Yeah I was about 3 hours from home when my sensor fell off. I had plenty of snacks for the ride home so I over endulged a bit lol.

The overnight/morning highs are probably due to me over eating in late afternoon to try and avoid evening lows.

Could be dawn phenomenon also. I talked to doc about trying a diff insulin and split basal but haven’t heard back yet.


#52

Bringing this topic back up because of some changes.
I am now only taking 4u of long acting a day. I stopped the metformin to see how it affected me. Doesn’t seem like the metformin changes much at all - so I may just continue to take it.

Anyway, at 4/5u I am running a little higher at night than I would like. However, like clockwork, between 12 noon and 6pm my BGs plummet into the low 100s. Typically now my drops are slower and easier to managafe.

Is this indicative of needing a varying basal?


#53

Could be. You could split the basal by taking 2 units at night and 2 units in the am. Then, you could increase the night time to be a better fit.

I think that the sticky low 100’s is a LADA thing. I dont know if you would be able to change that. But, I wouldn’t, even if I could. Thats a perfect number. The ultimate perfect number is 94, some would say, LOL.


#54

My basal is tresiba, supposed to not have a peak or anything. Would splitting cause any difference


#55

Its a way of allowing you to change one dosage, while keeping the other at 2u. So, it seems like you want more insulin at night. As an example, you could keep your AM dose at 2 units and change your PM dose to 3 units.

Note that there may be some overlap first thing in the morning. So, you might want to ask the Doc or another Tresbia user.

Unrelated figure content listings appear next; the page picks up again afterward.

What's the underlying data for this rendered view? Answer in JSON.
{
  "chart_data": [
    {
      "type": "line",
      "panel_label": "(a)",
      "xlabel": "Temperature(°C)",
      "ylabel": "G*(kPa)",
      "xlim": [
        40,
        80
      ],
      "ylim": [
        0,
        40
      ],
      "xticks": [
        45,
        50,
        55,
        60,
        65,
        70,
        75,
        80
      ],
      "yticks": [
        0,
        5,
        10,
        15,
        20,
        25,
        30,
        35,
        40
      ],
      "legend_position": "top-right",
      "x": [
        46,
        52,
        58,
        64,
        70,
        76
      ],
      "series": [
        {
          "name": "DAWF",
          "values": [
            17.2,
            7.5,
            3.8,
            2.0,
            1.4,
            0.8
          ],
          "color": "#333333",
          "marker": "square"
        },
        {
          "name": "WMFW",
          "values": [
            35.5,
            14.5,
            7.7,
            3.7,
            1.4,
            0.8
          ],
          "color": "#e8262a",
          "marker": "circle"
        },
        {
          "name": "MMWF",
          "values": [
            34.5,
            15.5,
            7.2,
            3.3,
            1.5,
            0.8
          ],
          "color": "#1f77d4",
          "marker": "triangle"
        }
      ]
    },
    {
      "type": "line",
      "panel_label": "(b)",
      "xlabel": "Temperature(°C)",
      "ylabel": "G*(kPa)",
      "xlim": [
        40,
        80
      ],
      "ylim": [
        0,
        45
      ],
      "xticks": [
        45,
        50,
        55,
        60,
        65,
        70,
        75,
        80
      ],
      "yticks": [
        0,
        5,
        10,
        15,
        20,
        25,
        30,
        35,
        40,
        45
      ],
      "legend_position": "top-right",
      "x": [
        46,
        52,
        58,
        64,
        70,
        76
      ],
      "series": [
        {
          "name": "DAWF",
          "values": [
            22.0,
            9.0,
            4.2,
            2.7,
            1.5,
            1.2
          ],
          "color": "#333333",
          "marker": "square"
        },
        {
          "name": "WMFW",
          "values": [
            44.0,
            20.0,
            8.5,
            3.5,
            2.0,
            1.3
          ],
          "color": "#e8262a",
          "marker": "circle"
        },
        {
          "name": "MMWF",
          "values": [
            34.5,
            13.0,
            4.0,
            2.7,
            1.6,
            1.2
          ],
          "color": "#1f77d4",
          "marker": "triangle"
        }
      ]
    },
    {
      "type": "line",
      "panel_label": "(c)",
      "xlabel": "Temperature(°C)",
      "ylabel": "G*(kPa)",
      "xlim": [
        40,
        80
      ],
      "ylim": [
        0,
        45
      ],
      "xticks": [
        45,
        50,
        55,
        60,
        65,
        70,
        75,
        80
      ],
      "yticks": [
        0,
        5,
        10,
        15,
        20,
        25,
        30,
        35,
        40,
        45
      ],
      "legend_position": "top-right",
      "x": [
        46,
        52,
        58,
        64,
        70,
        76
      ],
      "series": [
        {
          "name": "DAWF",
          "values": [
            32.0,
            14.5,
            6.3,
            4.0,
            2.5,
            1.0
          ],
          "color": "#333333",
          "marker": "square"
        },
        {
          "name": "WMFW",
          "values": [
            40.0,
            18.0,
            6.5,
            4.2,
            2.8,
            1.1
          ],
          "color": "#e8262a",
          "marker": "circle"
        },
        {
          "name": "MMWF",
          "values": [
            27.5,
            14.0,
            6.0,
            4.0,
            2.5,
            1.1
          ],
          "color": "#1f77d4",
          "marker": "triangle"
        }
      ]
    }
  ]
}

" During a period of 24 hours with once-daily treatment, the glucose-lowering effect of Tresiba, in contrast to insulin glargine, was evenly distributed between the first and second 12 hours (AUCGIR,0-12h,SS/AUCGIR,total,SS = 0.5). The duration of action of Tresiba is beyond 42 hours within the therapeutic dose range."


#56

Lol can you explain that last bit in layman’s terms? I’m a simple man.


#57

The last bit is just copied off the internet.

I dont understand it, either. Thats why someone else should explain…someone who takes Tresbia. I think it means that it lasts, in your system, for over 42 hours. And each shot does something like this…

So, the first 12 hours are simple to calculate. But, I have no idea what happens after that.


#58

My morning and overnight basal is obviously too low right now. I scaled back to try and deal with the unpredictable nature of my afternoons. You can see my basal lines are flat which is good, but that drop was from nothing. No food and no corrective insulin, ect. Just… happens. Pretty consistently too.


#59

What time of day do you take your insulin? Do you think those lows result from the tail end of the tresbia curve? Because you have multiple shots active in your system at that time? Kinda like this? Tresbia is weird. See how on the 2nd day, there might be 2 shots active at the same time?


#60

I take my insulin in the morning. I used to take it in the evenings but was having the same thing happen.